Reproducibility report on Explainable Automated Fact-Checking for Public Health ClaimsDownload PDF

Anonymous

05 Feb 2022 (modified: 05 May 2023)ML Reproducibility Challenge 2021 Fall Blind SubmissionReaders: Everyone
Keywords: Fact checking, nlp, data augmentation, summarisation, text classification
Abstract: Scope of Reproducibility: Our work consists of two major parts: Reproducing results from Kotonya & Toni (Authors) and performing experiments to improve test accuracy and other metrics for veracity prediction. We did not use BioBERT model deliberately for veracity prediction as it did not perform well on the defined metrics, as observed in the original paper. Authors were doubtful of how good the rouge metric is in conveying the quality of explanations, so they used human evaluation to evaluate the explanations generated. We stuck to rouge score for evaluating the explanations generated. Methodology: Authors did not publish the code for fine-tuning BERT and SciBERT models for veracity prediction. For explanation generation the authors use a BERT based model which was not made public, so we chose the BART model pre-trained on CNN-DailyMail dataset. We have written a functional and modular code which is easy to reproduce and comprehend. Results: The accuracy for veracity prediction using BERT base model (top 5 sentences) was 3% lower than that published by the authors. The accuracy for veracity prediction using SciBERT (top 5 sentences) was 4.73% lower than that published by the authors.

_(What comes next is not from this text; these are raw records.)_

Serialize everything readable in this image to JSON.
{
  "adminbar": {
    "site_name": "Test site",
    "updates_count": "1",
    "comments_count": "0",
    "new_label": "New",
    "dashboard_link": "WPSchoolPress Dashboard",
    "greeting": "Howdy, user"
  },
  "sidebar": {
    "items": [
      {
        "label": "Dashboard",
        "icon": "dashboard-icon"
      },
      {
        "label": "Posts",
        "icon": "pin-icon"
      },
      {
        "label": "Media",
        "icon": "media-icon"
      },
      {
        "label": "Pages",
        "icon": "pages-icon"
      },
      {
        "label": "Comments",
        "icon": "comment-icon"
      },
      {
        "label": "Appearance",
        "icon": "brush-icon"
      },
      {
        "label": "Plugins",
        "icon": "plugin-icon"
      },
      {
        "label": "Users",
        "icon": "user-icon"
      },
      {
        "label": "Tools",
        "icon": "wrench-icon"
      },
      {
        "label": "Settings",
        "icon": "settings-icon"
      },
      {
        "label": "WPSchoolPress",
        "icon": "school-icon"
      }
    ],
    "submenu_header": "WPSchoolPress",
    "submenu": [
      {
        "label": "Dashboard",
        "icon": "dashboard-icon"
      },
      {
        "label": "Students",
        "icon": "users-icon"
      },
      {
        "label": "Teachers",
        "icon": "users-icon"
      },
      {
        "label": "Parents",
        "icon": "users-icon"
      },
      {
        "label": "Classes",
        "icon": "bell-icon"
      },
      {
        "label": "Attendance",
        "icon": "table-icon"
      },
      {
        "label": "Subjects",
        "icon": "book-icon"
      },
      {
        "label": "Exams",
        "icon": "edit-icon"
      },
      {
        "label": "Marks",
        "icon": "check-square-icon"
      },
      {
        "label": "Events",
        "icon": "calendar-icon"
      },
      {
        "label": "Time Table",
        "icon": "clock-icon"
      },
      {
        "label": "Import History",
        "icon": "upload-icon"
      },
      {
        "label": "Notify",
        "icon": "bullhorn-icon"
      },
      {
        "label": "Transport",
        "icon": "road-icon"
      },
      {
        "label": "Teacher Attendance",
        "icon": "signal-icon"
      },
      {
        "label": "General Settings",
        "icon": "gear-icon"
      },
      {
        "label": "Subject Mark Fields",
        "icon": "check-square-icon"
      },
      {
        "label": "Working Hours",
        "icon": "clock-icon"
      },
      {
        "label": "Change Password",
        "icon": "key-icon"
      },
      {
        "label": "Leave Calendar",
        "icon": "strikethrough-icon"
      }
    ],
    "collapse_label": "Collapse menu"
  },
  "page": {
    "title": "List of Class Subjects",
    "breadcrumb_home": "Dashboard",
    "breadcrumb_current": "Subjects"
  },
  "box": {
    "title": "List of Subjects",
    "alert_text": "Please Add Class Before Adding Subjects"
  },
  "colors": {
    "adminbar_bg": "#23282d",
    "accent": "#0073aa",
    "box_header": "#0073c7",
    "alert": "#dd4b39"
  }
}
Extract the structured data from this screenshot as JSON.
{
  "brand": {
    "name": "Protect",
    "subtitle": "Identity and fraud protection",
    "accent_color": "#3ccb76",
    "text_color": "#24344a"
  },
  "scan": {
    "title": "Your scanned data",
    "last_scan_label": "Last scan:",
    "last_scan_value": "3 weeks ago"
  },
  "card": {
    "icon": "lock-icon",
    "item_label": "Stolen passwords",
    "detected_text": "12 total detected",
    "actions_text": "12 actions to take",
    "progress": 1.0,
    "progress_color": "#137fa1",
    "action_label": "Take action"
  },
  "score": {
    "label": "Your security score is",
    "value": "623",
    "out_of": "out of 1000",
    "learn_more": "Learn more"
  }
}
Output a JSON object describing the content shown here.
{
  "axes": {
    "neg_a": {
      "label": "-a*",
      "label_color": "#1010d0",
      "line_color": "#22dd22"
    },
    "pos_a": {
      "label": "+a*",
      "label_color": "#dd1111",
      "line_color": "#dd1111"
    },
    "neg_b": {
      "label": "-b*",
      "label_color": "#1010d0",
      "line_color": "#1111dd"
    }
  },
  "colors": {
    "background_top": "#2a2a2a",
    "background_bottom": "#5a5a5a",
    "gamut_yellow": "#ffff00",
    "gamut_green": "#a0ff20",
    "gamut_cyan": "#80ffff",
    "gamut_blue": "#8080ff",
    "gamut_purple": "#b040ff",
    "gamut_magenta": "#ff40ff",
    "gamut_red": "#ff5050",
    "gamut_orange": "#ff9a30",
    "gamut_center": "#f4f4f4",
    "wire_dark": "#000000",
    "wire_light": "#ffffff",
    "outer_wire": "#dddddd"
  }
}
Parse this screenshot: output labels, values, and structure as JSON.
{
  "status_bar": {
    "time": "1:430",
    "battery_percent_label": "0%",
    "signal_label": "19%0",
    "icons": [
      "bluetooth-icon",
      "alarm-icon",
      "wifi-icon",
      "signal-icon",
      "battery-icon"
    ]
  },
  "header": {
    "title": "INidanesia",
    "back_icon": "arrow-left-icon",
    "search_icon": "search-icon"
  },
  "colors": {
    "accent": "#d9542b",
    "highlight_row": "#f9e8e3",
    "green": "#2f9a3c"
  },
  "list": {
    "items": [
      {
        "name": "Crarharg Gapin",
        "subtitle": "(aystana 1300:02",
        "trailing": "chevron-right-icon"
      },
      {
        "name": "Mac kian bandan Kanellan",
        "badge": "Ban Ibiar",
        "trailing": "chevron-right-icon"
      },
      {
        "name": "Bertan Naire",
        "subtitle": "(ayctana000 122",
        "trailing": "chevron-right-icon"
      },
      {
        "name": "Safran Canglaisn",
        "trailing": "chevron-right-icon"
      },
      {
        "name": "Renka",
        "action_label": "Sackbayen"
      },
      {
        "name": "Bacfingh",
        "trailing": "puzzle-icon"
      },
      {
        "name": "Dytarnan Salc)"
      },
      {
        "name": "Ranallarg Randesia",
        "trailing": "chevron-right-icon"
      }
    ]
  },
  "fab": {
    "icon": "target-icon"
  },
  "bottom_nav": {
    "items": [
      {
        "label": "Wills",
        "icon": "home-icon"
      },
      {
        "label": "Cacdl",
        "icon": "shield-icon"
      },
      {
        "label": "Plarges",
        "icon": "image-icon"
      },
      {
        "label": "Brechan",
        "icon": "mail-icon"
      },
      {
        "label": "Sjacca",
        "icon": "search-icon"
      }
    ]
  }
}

SciBERT performed well on all the test metrics for veracity prediction. While the accuracy was close, the macro F1, precision and recall were inconsistent with the authors’ claim. For explanation generation, the automated evaluation metric was rouge. In case of R1 and RL, we got f1 measure, which was around 30% more than what was mentioned in the paper. Improvements were also observed in R2 rouge score. We also checked some of the explanations that were generated, and the results were up to the mark with gold standard explanations. What was easy: It was easy to implement the code for veracity prediction using two different BERT models. The model used for summarization was available in the Hugging Face library, pre-trained on the same dataset as the authors. Without much effort, we were able to fine-tune the model on our dataset. What was difficult: The implementation code was not available in the authors' GitHub repository. We had to implement code ourselves. It was difficult to increase the accuracy of the models to get close to that published by the authors. Communication with original authors: We tried contacting the authors many times, but unfortunately could not make any contact.